Lot Essay
Painted circa 1933-1936, Francis Picabia’s Suzy is a playful depiction of the legendary cabaret performer, singer and actress Suzy Solidor, who became a household name in Paris during the early 1930s. Known for her risqué, modern take on traditional sea shanties, Solidor was an infamous character within the city’s entertainment world, a flamboyant performer who reveled in her own celebrity persona. Formerly in the collection of painter and filmmaker Julian Schnabel, Suzy not only records the starlet at the height of her fame, but also offers a glimpse into Picabia’s evolving aesthetic during this period, as he shifted towards a new style of painting that would come to dominate his oeuvre over the course of the following decade.
Born Suzanne Marion in 1900, Solidor spent her youth in the sea-side town of Saint-Malo in Brittany.
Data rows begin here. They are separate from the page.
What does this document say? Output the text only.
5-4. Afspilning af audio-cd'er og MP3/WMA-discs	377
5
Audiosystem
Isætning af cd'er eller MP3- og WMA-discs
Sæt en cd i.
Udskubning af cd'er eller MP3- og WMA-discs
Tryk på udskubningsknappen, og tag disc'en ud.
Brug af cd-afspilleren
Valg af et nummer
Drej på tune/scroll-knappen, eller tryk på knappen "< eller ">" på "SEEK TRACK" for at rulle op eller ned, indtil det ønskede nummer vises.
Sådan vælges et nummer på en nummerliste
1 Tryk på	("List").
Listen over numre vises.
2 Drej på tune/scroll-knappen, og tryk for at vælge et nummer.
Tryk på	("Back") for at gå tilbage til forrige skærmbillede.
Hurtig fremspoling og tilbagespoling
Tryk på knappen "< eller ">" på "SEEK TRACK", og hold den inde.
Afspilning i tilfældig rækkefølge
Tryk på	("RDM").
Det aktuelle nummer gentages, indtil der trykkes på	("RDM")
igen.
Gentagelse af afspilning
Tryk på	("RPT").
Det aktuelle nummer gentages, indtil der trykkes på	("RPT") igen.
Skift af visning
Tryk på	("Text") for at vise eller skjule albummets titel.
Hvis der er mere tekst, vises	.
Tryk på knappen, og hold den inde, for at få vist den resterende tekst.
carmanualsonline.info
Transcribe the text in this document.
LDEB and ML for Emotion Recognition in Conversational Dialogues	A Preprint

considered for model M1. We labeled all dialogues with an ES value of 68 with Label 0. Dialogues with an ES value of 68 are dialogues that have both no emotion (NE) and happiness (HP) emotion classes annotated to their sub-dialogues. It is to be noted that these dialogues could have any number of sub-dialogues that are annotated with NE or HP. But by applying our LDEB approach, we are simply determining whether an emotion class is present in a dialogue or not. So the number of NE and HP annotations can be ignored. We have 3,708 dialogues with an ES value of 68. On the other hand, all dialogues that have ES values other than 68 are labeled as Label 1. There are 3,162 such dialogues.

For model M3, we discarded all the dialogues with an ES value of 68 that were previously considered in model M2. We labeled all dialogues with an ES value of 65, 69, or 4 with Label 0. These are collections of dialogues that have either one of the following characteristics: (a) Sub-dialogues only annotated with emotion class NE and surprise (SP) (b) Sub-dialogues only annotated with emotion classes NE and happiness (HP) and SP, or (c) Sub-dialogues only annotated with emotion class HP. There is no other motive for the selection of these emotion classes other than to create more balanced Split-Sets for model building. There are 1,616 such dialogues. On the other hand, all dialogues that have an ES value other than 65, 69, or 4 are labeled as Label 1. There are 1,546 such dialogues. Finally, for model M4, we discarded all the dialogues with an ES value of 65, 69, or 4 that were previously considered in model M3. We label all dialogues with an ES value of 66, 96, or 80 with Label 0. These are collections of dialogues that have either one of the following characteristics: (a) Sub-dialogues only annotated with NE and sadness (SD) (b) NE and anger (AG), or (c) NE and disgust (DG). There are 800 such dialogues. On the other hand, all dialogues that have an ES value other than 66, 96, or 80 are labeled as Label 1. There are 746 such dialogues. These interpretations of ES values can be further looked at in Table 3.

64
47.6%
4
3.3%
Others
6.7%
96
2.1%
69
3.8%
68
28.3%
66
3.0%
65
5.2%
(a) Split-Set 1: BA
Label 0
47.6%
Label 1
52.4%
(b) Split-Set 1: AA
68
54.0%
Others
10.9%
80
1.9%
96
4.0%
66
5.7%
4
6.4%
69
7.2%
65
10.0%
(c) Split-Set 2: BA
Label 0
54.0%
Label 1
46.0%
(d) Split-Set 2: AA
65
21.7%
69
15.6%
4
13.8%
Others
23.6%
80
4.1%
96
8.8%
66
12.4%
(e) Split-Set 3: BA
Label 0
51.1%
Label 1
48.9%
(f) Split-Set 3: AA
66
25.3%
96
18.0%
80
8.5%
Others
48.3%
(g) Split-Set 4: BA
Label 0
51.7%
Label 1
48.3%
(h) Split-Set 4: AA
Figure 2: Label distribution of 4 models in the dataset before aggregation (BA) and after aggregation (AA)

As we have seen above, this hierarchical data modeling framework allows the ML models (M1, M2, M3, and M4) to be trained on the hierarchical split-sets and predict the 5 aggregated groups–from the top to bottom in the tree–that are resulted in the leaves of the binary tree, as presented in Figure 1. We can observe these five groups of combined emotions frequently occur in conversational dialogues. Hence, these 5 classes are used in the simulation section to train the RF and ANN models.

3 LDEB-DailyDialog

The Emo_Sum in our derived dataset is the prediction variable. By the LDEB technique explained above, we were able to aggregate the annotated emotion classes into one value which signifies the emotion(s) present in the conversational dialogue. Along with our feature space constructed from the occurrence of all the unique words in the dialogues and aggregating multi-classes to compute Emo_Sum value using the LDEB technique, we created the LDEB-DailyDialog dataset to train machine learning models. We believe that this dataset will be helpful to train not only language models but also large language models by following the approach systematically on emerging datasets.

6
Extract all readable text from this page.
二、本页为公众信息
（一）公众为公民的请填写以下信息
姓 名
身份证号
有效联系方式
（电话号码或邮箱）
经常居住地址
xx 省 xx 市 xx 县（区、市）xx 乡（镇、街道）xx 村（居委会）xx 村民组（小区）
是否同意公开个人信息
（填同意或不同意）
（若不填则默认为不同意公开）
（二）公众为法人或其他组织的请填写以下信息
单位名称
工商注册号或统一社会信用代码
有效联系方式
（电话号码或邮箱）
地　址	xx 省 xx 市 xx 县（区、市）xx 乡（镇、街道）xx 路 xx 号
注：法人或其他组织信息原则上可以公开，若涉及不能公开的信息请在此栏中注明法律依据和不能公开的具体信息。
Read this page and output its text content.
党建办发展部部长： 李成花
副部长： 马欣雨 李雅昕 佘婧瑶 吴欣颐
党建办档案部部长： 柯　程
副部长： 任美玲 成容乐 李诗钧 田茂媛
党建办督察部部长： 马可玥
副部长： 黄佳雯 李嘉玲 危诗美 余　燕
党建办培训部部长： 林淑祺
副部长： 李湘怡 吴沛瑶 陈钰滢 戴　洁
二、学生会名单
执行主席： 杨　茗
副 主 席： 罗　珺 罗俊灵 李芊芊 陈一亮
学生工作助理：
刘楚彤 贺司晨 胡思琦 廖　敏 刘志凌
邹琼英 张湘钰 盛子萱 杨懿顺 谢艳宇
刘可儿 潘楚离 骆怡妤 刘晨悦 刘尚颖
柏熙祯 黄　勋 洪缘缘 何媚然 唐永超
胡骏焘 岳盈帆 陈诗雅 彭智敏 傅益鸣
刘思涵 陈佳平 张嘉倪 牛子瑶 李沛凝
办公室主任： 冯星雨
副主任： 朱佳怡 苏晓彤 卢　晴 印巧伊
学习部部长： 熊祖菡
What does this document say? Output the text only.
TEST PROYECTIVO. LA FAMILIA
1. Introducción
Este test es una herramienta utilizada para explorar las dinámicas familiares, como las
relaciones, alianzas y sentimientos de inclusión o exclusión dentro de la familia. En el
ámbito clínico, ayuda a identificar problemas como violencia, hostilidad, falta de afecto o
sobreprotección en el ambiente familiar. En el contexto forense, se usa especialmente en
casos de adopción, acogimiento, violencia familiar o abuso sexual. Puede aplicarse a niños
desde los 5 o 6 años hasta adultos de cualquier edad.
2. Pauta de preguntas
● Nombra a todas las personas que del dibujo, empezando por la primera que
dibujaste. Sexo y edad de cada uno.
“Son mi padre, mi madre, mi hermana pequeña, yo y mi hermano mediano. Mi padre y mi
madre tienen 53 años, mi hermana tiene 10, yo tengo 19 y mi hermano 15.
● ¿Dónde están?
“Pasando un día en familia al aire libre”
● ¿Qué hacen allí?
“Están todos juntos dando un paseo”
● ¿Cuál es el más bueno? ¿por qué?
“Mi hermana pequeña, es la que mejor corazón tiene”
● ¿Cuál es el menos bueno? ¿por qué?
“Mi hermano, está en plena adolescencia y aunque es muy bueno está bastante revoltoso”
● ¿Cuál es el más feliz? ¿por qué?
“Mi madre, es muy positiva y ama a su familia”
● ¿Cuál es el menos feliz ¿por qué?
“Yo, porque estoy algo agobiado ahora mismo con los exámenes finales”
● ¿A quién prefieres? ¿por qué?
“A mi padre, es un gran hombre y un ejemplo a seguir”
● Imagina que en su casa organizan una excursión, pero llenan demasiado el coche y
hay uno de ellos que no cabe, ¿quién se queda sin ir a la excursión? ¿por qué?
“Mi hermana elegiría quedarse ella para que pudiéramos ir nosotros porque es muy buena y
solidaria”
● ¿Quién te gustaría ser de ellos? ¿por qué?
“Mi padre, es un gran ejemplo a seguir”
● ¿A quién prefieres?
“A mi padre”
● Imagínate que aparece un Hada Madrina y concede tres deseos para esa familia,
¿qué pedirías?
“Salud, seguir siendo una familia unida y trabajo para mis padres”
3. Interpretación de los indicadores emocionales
Possessing a rebellious streak and an unwillingness to enter domestic service like her mother, she left home at the age of seventeen to train as a driver with the ambulance corps during the First World War, before setting off for Paris in search of fame and fortune. She initially fell in with the circle around the antiques dealer Yvonne de Bremond d’Ars and modelled couture swimwear by fashion designer Jeanne Lanvin, before striking out on her own in the entertainment business. By the end of the 1920s she was among the best-known cabaret singers in the city, favoring a repertoire of tunes about seducing women that were typically performed by men. Taking her stage name from the Tour de Solidor which kept watch over the harbor of her hometown Saint-Malo, she appeared on radio, on stage, in magazines and gossip columns, and even several early films, including La Garçonne alongside Edith Piaf. Central to Solidor’s notoriety was her glamorous persona, bold personality and very public love affairs with both men and women—indeed, she recorded an entire album called Paris-Lesbien, and several of her songs became anthems among Paris’s gay community. She was also keenly aware of the power of her image, actively cultivating her persona through promotional photography and portraiture, inviting hundreds of avant-garde artists to paint her likeness.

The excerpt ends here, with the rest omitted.